Ingénument, non pour récriminer contre la patrie mauvaise nourricière, mais pour lui témoigner une dernière et filiale attention, ces pacants arboraient leur costume national, leurs nippes les plus locales et les plus caractéristiques; les hommes, leurs bouffantes et hautes casquettes de moire, leurs bragues de pilou et de dimitte, leurs sarreaux d'une coupe et d'une teinte si spéciales, de ce bleu foncé tirant sur le gris ardoisé de leur ciel et qui permet de distinguer à leur blaude les paysans du Nord de ceux du Midi; - les femmes: leurs coiffes de dentelles à larges ailes qu'un ruban à ramages attache au chignon, et ces chapeaux bizarres, en cône tronqué, qui n'ont d'équivalent en aucune autre contrée de la terre.
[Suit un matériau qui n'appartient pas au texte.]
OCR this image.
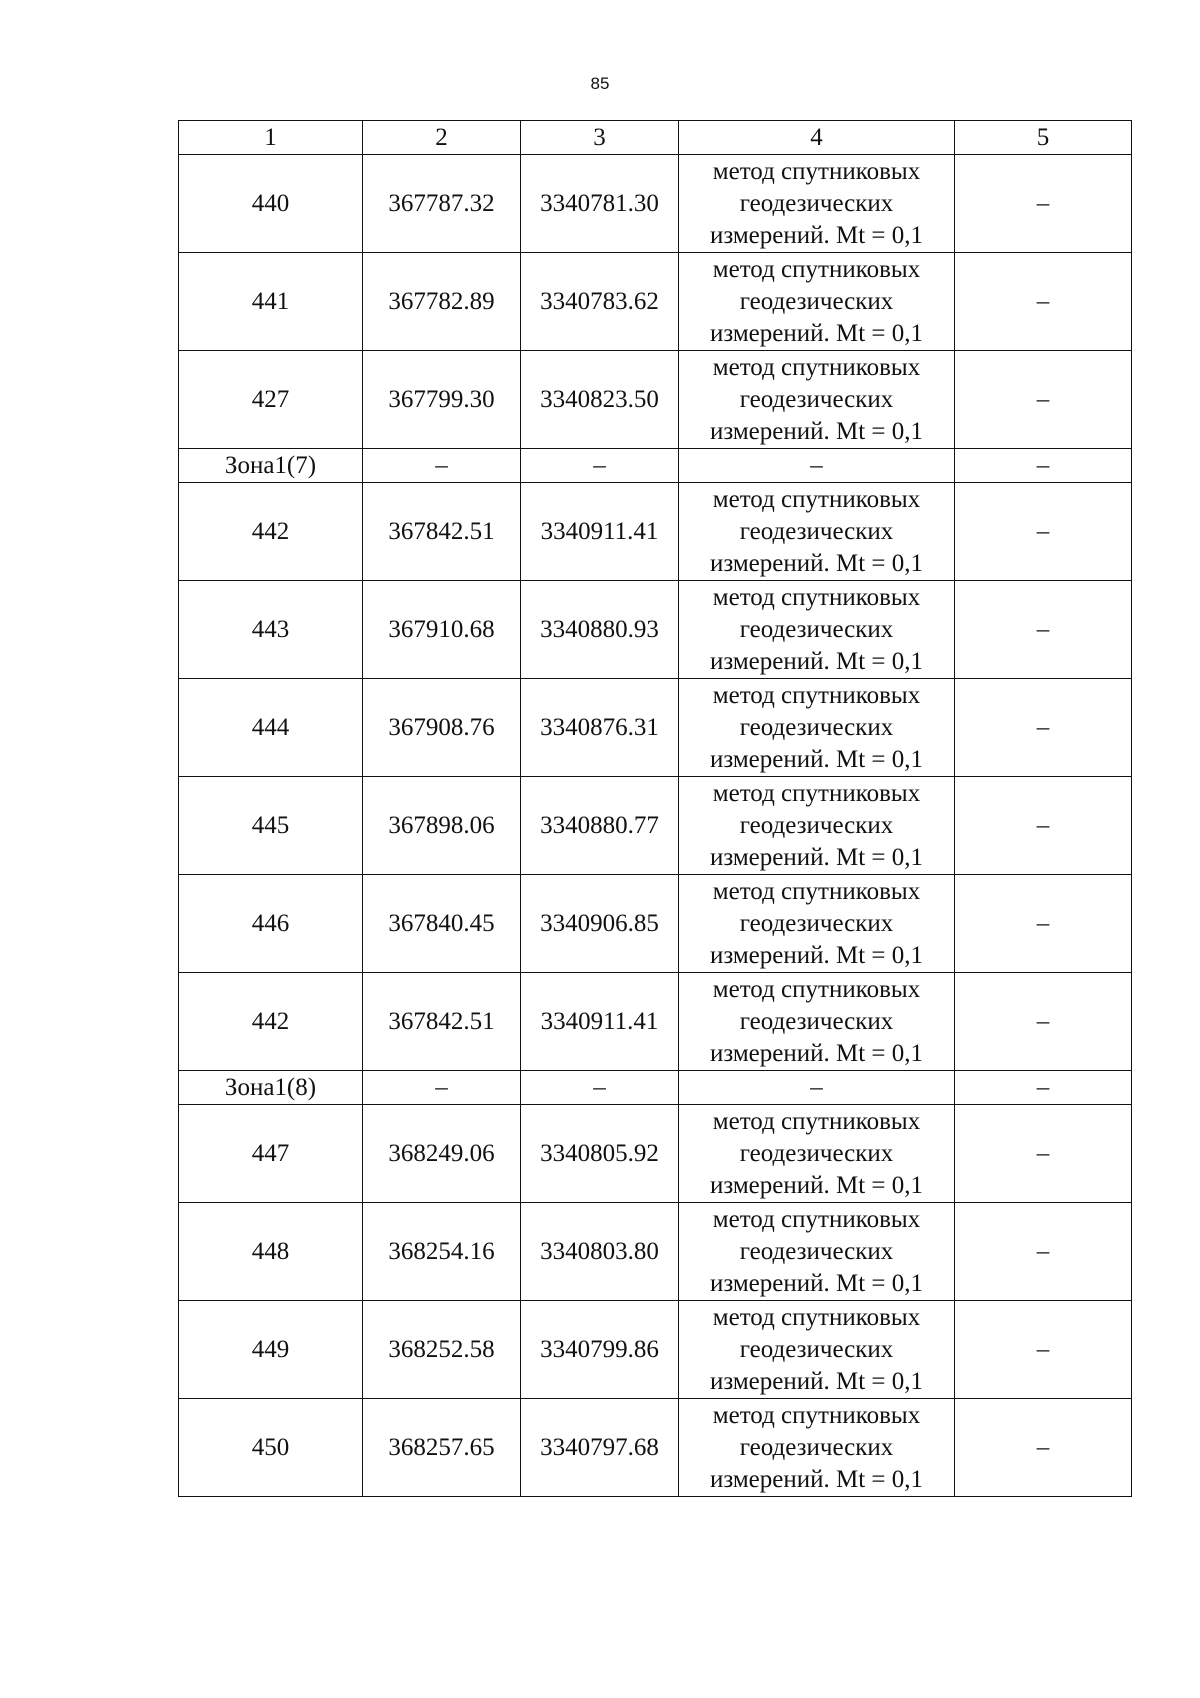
85
1	2	3	4	5
440	367787.32	3340781.30	метод спутниковых
геодезических
измерений. Mt = 0,1	–
441	367782.89	3340783.62	метод спутниковых
геодезических
измерений. Mt = 0,1	–
427	367799.30	3340823.50	метод спутниковых
геодезических
измерений. Mt = 0,1	–
Зона1(7)	–	–	–	–
442	367842.51	3340911.41	метод спутниковых
геодезических
измерений. Mt = 0,1	–
443	367910.68	3340880.93	метод спутниковых
геодезических
измерений. Mt = 0,1	–
444	367908.76	3340876.31	метод спутниковых
геодезических
измерений. Mt = 0,1	–
445	367898.06	3340880.77	метод спутниковых
геодезических
измерений. Mt = 0,1	–
446	367840.45	3340906.85	метод спутниковых
геодезических
измерений. Mt = 0,1	–
442	367842.51	3340911.41	метод спутниковых
геодезических
измерений. Mt = 0,1	–
Зона1(8)	–	–	–	–
447	368249.06	3340805.92	метод спутниковых
геодезических
измерений. Mt = 0,1	–
448	368254.16	3340803.80	метод спутниковых
геодезических
измерений. Mt = 0,1	–
449	368252.58	3340799.86	метод спутниковых
геодезических
измерений. Mt = 0,1	–
450	368257.65	3340797.68	метод спутниковых
геодезических
измерений. Mt = 0,1	–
Au moment de délaisser la terre natale, c'était comme s'ils songeaient à la célébrer et à s'en oindre d'une manière indélébile. Même ils parlaient à haute voix, mettant une certaine ostentation à faire rouler les syllabes grasses et empâtées de leur dialecte; ils tenaient à en faire répercuter les diphtongues dans l'atmosphère d'origine.
Mais ils trouvèrent encore moyen d'accentuer l'inconsciente et tendre ironie de leurs démonstrations.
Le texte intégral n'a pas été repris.